NIH R01 EB017337, U01 HD087211 and R01HD100009. NVIDIA Corporation.

References

[1] Luo, J., Turk, E. A., Bibbo, C., Gagoski, B., Roberts, D. J., Vangel, M., ... & Barth, W. H. (2017). In vivo quantification of placental insufficiency by BOLD MRI: a human study. Scientific reports, 7(1), 3713.

[2] Ronneberger, O., Fischer, P., & Brox, T. (2015, October). U-net: Convolutional networks for biomedical image segmentation. In International Conference on Medical image computing and computer-assisted intervention (pp. 234-241). Springer, Cham.

[3] Hesamian, M. H., Jia, W., He, X., & Kennedy, P. (2019). Deep Learning Techniques for Medical Image Segmentation: Achievements and Challenges. Journal of digital imaging, 1-15.

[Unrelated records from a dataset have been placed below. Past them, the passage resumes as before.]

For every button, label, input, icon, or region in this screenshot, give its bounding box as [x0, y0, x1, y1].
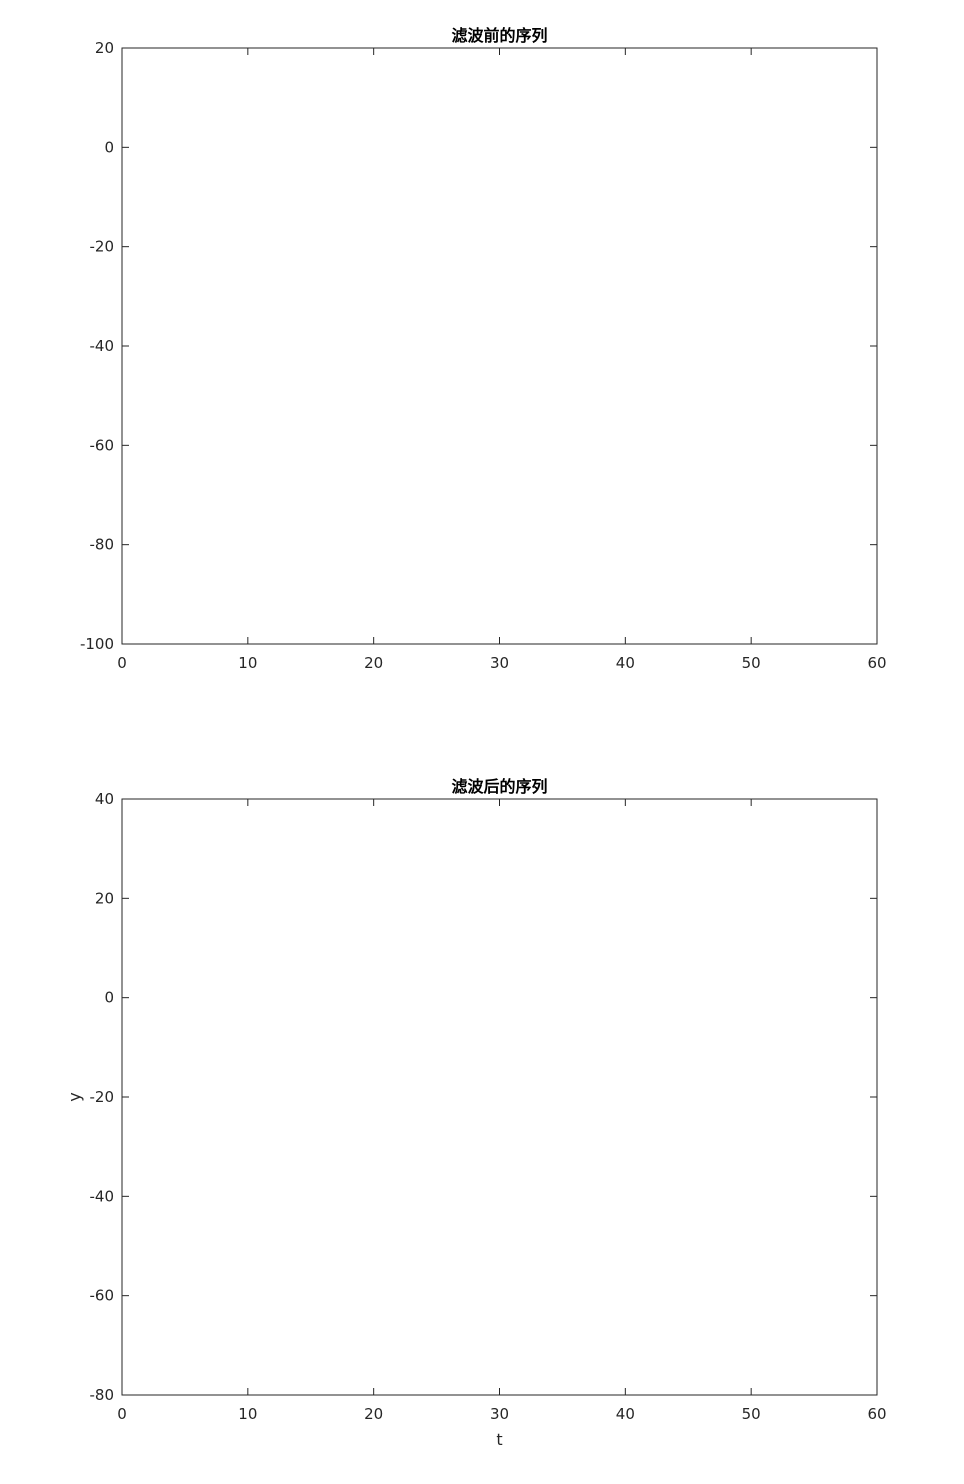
y-tick-label: -20	[90, 1088, 115, 1106]
x-tick-label: 30	[490, 654, 509, 672]
y-tick-label: -20	[90, 238, 115, 256]
x-tick-label: 40	[616, 1405, 635, 1423]
x-tick-label: 60	[867, 1405, 886, 1423]
x-tick-label: 40	[616, 654, 635, 672]
y-tick-label: -80	[90, 1386, 115, 1404]
plot-before-filtering: 0 10 20 30 40 50 60 -100 -80 -60 -40 -20 0 20 滤波前的序列	[80, 26, 887, 672]
y-tick-label: 40	[95, 790, 114, 808]
x-tick-label: 10	[238, 1405, 257, 1423]
x-tick-label: 30	[490, 1405, 509, 1423]
y-tick-label: 20	[95, 39, 114, 57]
x-tick-label: 20	[364, 654, 383, 672]
chart-title: 滤波后的序列	[451, 777, 547, 796]
x-tick-label: 20	[364, 1405, 383, 1423]
x-tick-label: 60	[867, 654, 886, 672]
axes-frame	[121, 47, 878, 645]
y-tick-label: 20	[95, 889, 114, 907]
x-axis-label: t	[496, 1430, 502, 1449]
y-tick-label: -100	[80, 635, 114, 653]
y-tick-label: -40	[90, 1187, 115, 1205]
y-tick-label: 0	[104, 989, 114, 1007]
chart-title: 滤波前的序列	[451, 26, 547, 45]
y-tick-label: -40	[90, 337, 115, 355]
x-tick-label: 50	[742, 654, 761, 672]
y-tick-label: -60	[90, 1287, 115, 1305]
x-tick-label: 10	[238, 654, 257, 672]
y-axis-label: y	[65, 1092, 84, 1101]
y-tick-label: -60	[90, 436, 115, 454]
x-tick-label: 0	[117, 1405, 127, 1423]
axes-frame	[121, 798, 878, 1396]
x-tick-label: 50	[742, 1405, 761, 1423]
y-tick-label: 0	[104, 138, 114, 156]
y-tick-label: -80	[90, 536, 115, 554]
plot-after-filtering: 0 10 20 30 40 50 60 -80 -60 -40 -20 0 20 40 滤波后的序列 t y	[65, 777, 887, 1449]
x-tick-label: 0	[117, 654, 127, 672]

[4] Yoo, T. S., Ackerman, M. J., Lorensen, W. E., Schroeder, W., Chalana, V., Aylward, S., ... & Whitaker, R. (2002). Engineering and algorithm design for an image processing API: a technical report on ITK-the insight toolkit. Studies in health technology and informatics, 586-592.

[5] Liao, R., Turk, E. A., Zhang, M., Luo, J., Grant, P. E., & Adalsteinsson, E., et al. (2016). Temporal registration in in-utero volumetric mri time series. Med Image Comput Comput Assist Interv, 54-62.

Figures

Figure 1. (a) The fetal brain is labeled on each slice using the U-Net neural network. (b) Superposition of the within-slice EPI labels yield the whole fetal brain mask.

Figure 2. Single-shot multi-slice prescription viewed in the fetal brain coordinate system. (a) In the absence of fetal brain movement during the scan, the prescribed and acquired slices (red, yellow, blue and green) are identical. (b) In the presence of fetal movement, the acquired slices are no longer parallel and exhibit both missed volume and spin history effects.

Figure 3. (a) Based on the effect of image artifacts on 3D reconstruction, we graded the data whose missed volume and spin history ratio were below 15% as class I, above 30% as class III and the rest as class II. (b) Fraction of different levels evaluated by spin history. (c) Fraction of different levels evaluated by missed volume.